Голос, пришедший от двери, был хорошо знаком Новицкому. Он обернулся и увидел – Брянского.
Три года они не виделись, и за это время граф несколько изменился: ещё более раздался в поясе и в щеках. Лицо его, круглое от природы, сейчас сделалось и вовсе похожим на луну, когда она сияет над ночною землёю в полную силу. Бранский был гладко выбрит, одет, в сравнении с прочими, опрятно и даже несколько франтовато. Газыри его черкески были серебряные, хотя Сергей сразу же заподозрил, что вместо пуль там лежит какая-нибудь ненужная ерунда.
– Здравствуйте, Новицкий! Рад вас видеть, – заговорил Бранский, быстро проходя по комнате и протягивая руку.
Сергей подумал, но встал и протянул навстречу свою, ту самую, которая ещё носила след пули, выпущенной графом на дурацкой дуэли. Ладонь у Брянского была большая и на вид мягкая, но хватка неожиданно крепкая. То ли он в самом деле обрадовался появлению сослуживца, то ли сразу хотел показать свою силу.
– Мы ожидали вас, Новицкий, ещё месяц назад. Начали уже беспокоиться. Кое-кто решил, что потеряли вовсе. Ни слуху ни духу ни о вас, ни о вашем казаке. О проводниках же я совсем ничего не знал.
Так выговаривал Бранский, пока они шли по длинному коридору в дальний конец дома, где расположилась небольшая канцелярия графа. Для прочих он по-прежнему заведовал провиантом, закупал овец и коров прежде всего у той части горцев, что называлась «мирной», то есть хотя бы на словах обещала быть русским добрыми соседями и продавать им скот и зерно.
Комнатка у него была настолько мала, что поначалу Новицкий даже задержался у двери, прикидывая – найдётся ли ему место. Стояли стол, кривоногий, но покрытый куском материи, бывшей когда-то чёрной; с обеих длинных сторон теснились два стула, к одной из стен прибиты был неровно две полки, заваленные бумагами, да в дальнем левом углу стоял сундук, надёжно перевитый железными лентами. На столе располагались чернильный прибор, несколько очиненных перьев, да посередине возвышалась ровная стопка чистой бумаги. Место для отправления службы чиновником ревностным и амбициозным, раз уже сумел выговорить себе помещение, отдельное от других.
Брянский отодвинул стул до самой стены и сел, едва не упираясь коленями в низкую столешницу. Кивнул Новицкому на свободное место.
– Так что же, дорогой мой, вас задержало в пути? Я уже прямо и не знал, что отписывать в Петербург. Георгиадис, там, просто весь извертелся. Вы же у него любимый сотрудник.

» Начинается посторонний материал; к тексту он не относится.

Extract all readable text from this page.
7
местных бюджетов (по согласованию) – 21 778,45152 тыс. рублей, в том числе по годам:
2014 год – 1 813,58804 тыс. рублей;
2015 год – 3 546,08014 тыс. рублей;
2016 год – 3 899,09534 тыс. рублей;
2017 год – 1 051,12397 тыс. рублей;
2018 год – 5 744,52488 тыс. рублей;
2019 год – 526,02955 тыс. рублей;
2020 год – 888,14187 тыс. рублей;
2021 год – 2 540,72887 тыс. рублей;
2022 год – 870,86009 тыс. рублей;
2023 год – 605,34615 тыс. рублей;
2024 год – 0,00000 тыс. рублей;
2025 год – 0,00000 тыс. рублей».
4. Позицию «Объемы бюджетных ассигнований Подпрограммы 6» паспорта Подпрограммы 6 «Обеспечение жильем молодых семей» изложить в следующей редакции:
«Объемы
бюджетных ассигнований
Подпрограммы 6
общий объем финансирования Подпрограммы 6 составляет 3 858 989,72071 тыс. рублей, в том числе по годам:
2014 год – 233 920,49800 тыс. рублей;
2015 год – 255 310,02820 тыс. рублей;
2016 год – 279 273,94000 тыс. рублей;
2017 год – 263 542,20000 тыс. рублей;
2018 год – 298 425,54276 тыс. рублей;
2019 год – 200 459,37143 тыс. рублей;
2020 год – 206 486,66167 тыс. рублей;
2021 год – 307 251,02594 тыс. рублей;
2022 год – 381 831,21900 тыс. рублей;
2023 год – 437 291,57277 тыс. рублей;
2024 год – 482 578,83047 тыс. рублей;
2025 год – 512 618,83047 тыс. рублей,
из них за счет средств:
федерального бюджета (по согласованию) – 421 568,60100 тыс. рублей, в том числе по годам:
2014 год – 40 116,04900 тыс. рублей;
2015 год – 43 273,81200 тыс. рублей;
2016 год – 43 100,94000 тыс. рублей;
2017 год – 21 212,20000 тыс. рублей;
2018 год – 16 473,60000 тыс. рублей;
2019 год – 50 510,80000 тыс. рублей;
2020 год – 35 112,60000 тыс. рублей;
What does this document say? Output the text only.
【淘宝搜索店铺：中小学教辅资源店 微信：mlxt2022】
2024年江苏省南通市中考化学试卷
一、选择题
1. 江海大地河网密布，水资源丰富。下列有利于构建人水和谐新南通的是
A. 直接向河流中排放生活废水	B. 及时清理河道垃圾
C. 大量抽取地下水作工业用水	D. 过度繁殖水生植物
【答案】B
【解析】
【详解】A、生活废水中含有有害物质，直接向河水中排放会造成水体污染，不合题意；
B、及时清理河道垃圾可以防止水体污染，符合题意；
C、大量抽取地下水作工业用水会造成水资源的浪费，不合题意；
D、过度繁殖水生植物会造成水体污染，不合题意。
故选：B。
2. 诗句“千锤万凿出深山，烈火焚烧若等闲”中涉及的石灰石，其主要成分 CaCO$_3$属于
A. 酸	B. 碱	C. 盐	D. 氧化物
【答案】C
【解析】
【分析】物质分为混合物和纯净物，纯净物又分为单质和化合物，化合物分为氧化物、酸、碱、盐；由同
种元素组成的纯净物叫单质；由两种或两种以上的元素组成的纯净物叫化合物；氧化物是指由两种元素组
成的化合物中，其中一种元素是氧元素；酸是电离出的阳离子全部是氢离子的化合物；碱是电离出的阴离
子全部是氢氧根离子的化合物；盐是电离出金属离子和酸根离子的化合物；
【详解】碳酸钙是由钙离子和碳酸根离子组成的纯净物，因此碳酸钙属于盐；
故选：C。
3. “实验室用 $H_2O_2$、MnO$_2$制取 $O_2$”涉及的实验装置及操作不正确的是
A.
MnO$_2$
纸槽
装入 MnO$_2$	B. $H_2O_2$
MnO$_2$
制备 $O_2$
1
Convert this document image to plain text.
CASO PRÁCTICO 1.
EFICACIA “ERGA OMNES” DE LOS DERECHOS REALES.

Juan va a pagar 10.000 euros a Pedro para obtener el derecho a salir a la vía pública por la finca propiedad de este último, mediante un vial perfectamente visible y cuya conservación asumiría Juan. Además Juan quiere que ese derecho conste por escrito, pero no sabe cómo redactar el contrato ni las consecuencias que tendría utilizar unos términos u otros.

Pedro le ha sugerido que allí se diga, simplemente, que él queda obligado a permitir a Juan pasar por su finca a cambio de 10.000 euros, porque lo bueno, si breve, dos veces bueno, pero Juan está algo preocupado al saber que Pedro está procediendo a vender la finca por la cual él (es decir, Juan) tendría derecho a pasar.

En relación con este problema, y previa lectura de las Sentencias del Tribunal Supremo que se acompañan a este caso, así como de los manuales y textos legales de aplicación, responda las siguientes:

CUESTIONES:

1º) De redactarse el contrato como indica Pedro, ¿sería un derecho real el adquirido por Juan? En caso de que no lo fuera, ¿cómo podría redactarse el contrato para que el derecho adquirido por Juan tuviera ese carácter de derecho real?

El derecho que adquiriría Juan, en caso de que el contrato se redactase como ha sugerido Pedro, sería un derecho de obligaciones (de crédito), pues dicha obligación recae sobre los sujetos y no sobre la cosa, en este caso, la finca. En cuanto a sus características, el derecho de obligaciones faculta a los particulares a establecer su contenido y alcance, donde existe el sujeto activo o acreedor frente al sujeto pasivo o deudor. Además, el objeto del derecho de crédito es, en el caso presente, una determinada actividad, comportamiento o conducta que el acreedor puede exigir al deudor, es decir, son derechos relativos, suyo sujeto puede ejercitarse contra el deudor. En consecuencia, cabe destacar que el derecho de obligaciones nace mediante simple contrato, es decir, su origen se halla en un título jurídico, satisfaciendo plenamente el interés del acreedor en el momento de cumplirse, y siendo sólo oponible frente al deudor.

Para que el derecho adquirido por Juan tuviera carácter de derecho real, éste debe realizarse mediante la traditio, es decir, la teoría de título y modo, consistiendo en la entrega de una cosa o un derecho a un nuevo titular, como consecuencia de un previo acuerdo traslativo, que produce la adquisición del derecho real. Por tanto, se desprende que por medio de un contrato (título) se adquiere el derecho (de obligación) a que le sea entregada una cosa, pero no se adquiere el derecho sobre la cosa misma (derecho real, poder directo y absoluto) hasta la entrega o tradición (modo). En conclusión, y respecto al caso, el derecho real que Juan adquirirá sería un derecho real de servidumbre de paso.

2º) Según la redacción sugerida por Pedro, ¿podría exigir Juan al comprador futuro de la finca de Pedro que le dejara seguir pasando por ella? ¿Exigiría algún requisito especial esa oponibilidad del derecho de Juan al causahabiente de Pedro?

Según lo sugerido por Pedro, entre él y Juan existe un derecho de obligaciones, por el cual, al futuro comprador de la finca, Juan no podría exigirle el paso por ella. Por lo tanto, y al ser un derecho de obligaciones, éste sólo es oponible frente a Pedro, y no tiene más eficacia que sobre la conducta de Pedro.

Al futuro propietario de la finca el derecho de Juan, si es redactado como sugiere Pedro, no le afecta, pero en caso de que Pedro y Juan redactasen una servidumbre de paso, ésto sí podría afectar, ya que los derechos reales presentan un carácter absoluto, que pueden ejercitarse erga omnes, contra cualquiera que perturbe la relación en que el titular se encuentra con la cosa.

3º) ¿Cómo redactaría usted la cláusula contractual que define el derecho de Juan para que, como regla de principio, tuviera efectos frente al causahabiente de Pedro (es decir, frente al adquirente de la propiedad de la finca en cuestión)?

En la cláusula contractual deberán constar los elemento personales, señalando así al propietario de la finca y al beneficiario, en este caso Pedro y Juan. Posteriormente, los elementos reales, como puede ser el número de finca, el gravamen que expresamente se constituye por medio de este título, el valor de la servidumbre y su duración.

Новицкому неприятны были и жирный голос Брянского, и его снисходительное обращение, но он постарался не показать своего раздражения. В конце концов, это была уже не его территория. В этих местах во всём, что касалось их тайной деятельности, хозяином был именно граф. На это достаточно жёстко указал ему Георгиадис в последнюю их встречу в Тифлисе.
– Задержали нас, видите ли... горы, – просто ответил он, глядя в распахнутое окно, где за крепостными стенами, за рекой Сунжей, за прибрежной прогалиной, за лесом, который успели отодвинуть почти до ущелья, за этим знакомым пейзажем грозно вставали снеговые вершины, едва различимые, впрочем, на горизонте.
– Начальником штаба корпуса мне было поручено специальное задание – разведать проходы из Дагестана в Чечню. Потому мы и прошли через Акушу, через Аварское ханство, вдоль хребта, почти до Андреевского. Там уже перебрались на эту сторону и спустились лесом к Аргуну. О результатах я буду докладывать генерал-майору Вельяминову.
– Понимаю, но с докладом придётся вам подождать. Генерал-майор повёл отряд за Сунжу. Как говорит наш любимый Ярмул-паша: аульчик один наказать надо примерно. Накажет его и вернётся. Пока что можете рассказать мне. Тоже ведь любопытно.
Новицкий почувствовал, что он не может уже более выносить эту барскую, пренебрежительную интонацию, эту ироничную, покровительственную манеру держаться и говорить. То, что казалось уместным в Санкт-Петербурге, среди офицеров гвардии, здесь, на вольном кавказском воздухе звучало совершенно фальшиво.
– В ближайшую неделю мне надобно, прежде всего, составить отчёт для Петербурга, – сказал он жёстко и твёрдо, и по тому, как сузились глаза Бранского, понял, что вызов услышан. – Но до того, как отправить пакет, я, разумеется, предоставлю вам возможность ознакомиться с материалами и скопировать кроки местности, – добавил Новицкий, сообразив вдруг, что результаты его путешествия могут быть полезны прежде всего тому же ненавистному Бранскому.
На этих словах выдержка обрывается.